On Monday evening, Demois descended the creaky stairs from the Revue’s office and showed out two men who will upgrade the theatre’s ducts and ventilation. Their work will facilitate the installation of a piece of gear that will see the somewhat shopworn theatre into its second century: A digital projection system that is expected to cost somewhere between $80,000 and $90,000.
This is a necessity, not an extravagance. The major studios will stop distributing their releases in celluloid form as of January 2013. For independents that rely on second-run movies—titles that have recently run their course in major multiplexes but not yet reached DVD and on-demand services—it’s a case of catch up or shut down. Demois said the Revue’s lack of a digital projector has already cost it some business, as when it had to show Salmon Fishing in the Yemen a month later than the digitally equipped Fox Theatre in the Beach (which Demois owns with Andy Willick) because physical prints of the Ewan McGregor/Emily Blunt rom-com were scarce.
Who is supplying the funds for the new projector?

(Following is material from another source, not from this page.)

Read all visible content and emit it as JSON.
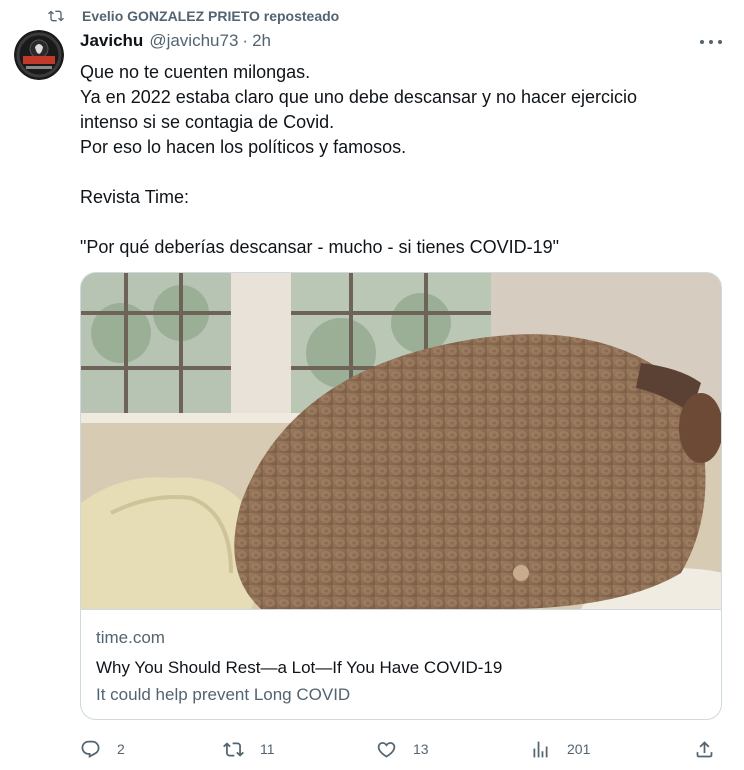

Demois was mum, as was Kate Scullin*, a board member of the non-profit Revue Film Society. It’s a condition of the deal that they remain silent until an official announcement, they said. (But they spoke of an “application” for help, which suggests a government or not-for-profit fund as the source.)
The Revue was rescued by another white knight five years ago. It had been one of five small repertory theatres in the Festival Cinemas chain until June 2006, when the company dissolved itself so that the partners could retire. Following a June 30, 2006, screening of Lawrence of Arabia, the theatre went dark for more than a year. In Februrary 2007, its distinctive marquee, dating from 1935, crashed to the sidewalk under the weight of snow. Dreaming of its eventual restoration in some form is “the eternal question,” Scullin said.
In June 2007, local retirees Danny and Letty Mullin bought the building for $954,000 and rented it to the newly formed Revue Film Society, made up of volunteers mostly from the neighbourhood. They reopened the theatre and pursued a mixed-programming strategy, showing profitable second-run films to subsidize community events and mini-festivals. Japanese independent films dominate this weekend’s schedule, for example, while Hollywood hits Moonrise Kingdom and Prometheus follow the weekend after. Attendance is solid. “If the community is happy with the way things are going, they only have themselves to thank,” Demois said.
But if the The Revue’s business model is sustainable now, what happens if technological change speeds up this century? What if the big, shiny $90,000 projector becomes obsolete five years hence? Scullin frowned and mulled that over. “That’s a tough one, but hopefully we can continue to be flexible and adapt.”
CORRECTION, JULY 10, 2012: The original version of this article featured an incorrect last name for Kate Scullin.